Thursday, June 24, 2004

Mike Battaglia explains why cartoonist Joe Matt is a success, and in the process, makes some important points about porn stars and humanity that are worth preserving:

Joe moved to Hollywood last year. Let’s take a peek at the modern Joe Matt; in fact, let’s break his recent action down:

1) Instead of watching porn in some little shit hole in Candada, he’s hanging out in limos with the actual stars themselves in the heart of Los Angeles. Have you met a porn star? They’re not confused and helpless, with no where to turn except into the belly of the beast; no, rather, they are athletic millionaires who have massive egos and are surrounded by a bounty of dutiful hit men and Mafia; it takes balls to hang out with a porn star. They’re like leopards; if they see fear in your eye, it’s all over.
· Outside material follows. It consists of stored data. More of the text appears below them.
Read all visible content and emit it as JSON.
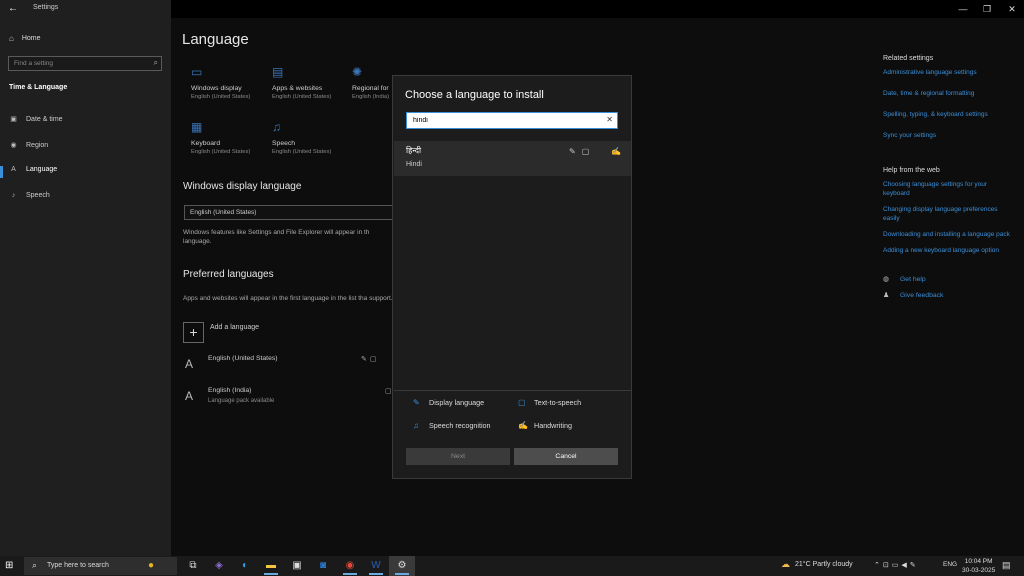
{
  "window": {
    "title": "Settings",
    "back_icon": "←",
    "minimize": "—",
    "maximize": "❐",
    "close": "✕"
  },
  "sidebar": {
    "home": "Home",
    "search_placeholder": "Find a setting",
    "section": "Time & Language",
    "items": [
      {
        "label": "Date & time",
        "icon": "calendar-clock-icon"
      },
      {
        "label": "Region",
        "icon": "globe-icon"
      },
      {
        "label": "Language",
        "icon": "language-icon"
      },
      {
        "label": "Speech",
        "icon": "microphone-icon"
      }
    ],
    "active_index": 2
  },
  "main": {
    "title": "Language",
    "tiles": [
      {
        "name": "Windows display",
        "sub": "English (United States)",
        "icon": "monitor-icon"
      },
      {
        "name": "Apps & websites",
        "sub": "English (United States)",
        "icon": "browser-window-icon"
      },
      {
        "name": "Regional for",
        "sub": "English (India)",
        "icon": "regional-format-icon"
      },
      {
        "name": "Keyboard",
        "sub": "English (United States)",
        "icon": "keyboard-icon"
      },
      {
        "name": "Speech",
        "sub": "English (United States)",
        "icon": "microphone-icon"
      }
    ],
    "display_heading": "Windows display language",
    "display_value": "English (United States)",
    "display_note": "Windows features like Settings and File Explorer will appear in th language.",
    "preferred_heading": "Preferred languages",
    "preferred_note": "Apps and websites will appear in the first language in the list tha support.",
    "add_language": "Add a language",
    "languages": [
      {
        "name": "English (United States)",
        "sub": ""
      },
      {
        "name": "English (India)",
        "sub": "Language pack available"
      }
    ]
  },
  "right_rail": {
    "related_heading": "Related settings",
    "related_links": [
      "Administrative language settings",
      "Date, time & regional formatting",
      "Spelling, typing, & keyboard settings",
      "Sync your settings"
    ],
    "help_heading": "Help from the web",
    "help_links": [
      "Choosing language settings for your keyboard",
      "Changing display language preferences easily",
      "Downloading and installing a language pack",
      "Adding a new keyboard language option"
    ],
    "get_help": "Get help",
    "give_feedback": "Give feedback"
  },
  "dialog": {
    "title": "Choose a language to install",
    "search_value": "hindi",
    "clear_icon": "✕",
    "result": {
      "native": "हिन्दी",
      "english": "Hindi"
    },
    "legend": {
      "display_language": "Display language",
      "text_to_speech": "Text-to-speech",
      "speech_recognition": "Speech recognition",
      "handwriting": "Handwriting"
    },
    "next": "Next",
    "cancel": "Cancel"
  },
  "taskbar": {
    "search_text": "Type here to search",
    "weather": "21°C  Partly cloudy",
    "language": "ENG",
    "time": "10:04 PM",
    "date": "30-03-2025"
  },
  "colors": {
    "accent": "#3a8fd9",
    "dialog_bg": "#1c1c1c",
    "sidebar_bg": "#1f1f1f"
  }
}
Porn stars are all right.
2) He no longer has to contend with the tepid whining of silly, overrated Canadian cartoonists.
3) He’s been ignited by the Hollywood energy (it’s there), and he’s getting a boat load of work done.
4) He finally has the room to breath he has always wished for (smog charges the brain and makes for some glorious sun sets).
5) The memory of the incessant, mind-altering nag-fest that was Trish is long gone, as he receives lap dance after lap dance from women so shockingly beautiful that, for a moment, you can’t believe the human race actually produced such fecal abominations as The Third Reich, the Atomic Bomb, and The Internet.
6) 66 has stopped haunting Joe; he has let his internal Satan/God struggle flail out from the cab of his psychic semi like a naughty hitchhiker.
7) HBO, whose Program Directors wield the most coveted “meeting time” in the business, worth about a million dollars a minute, WANT JOE.
8) His strip in the LA Weekly was an instant classic.
9) Joe is becoming the toast of Hollywood in a town so competitive, even the homeless have head shots and clutch their screenplays as they amble up Sunset Blvd in a cloud of head lice.
10) Joe has a cock the size of a small arm, and he looks like a serial killer (In other words, he’s a porn star in the making). With Joe at THE epicenter of the adult film industry, it won’t be long before we can go out and buy a copy of (choke) “Joe’s Casting Couch”.
11) Now that Joe has come to his senses and removed himself from the chunky, lukewarm bile that is the Canadian aesthetic, he is well on his way to becoming an American icon.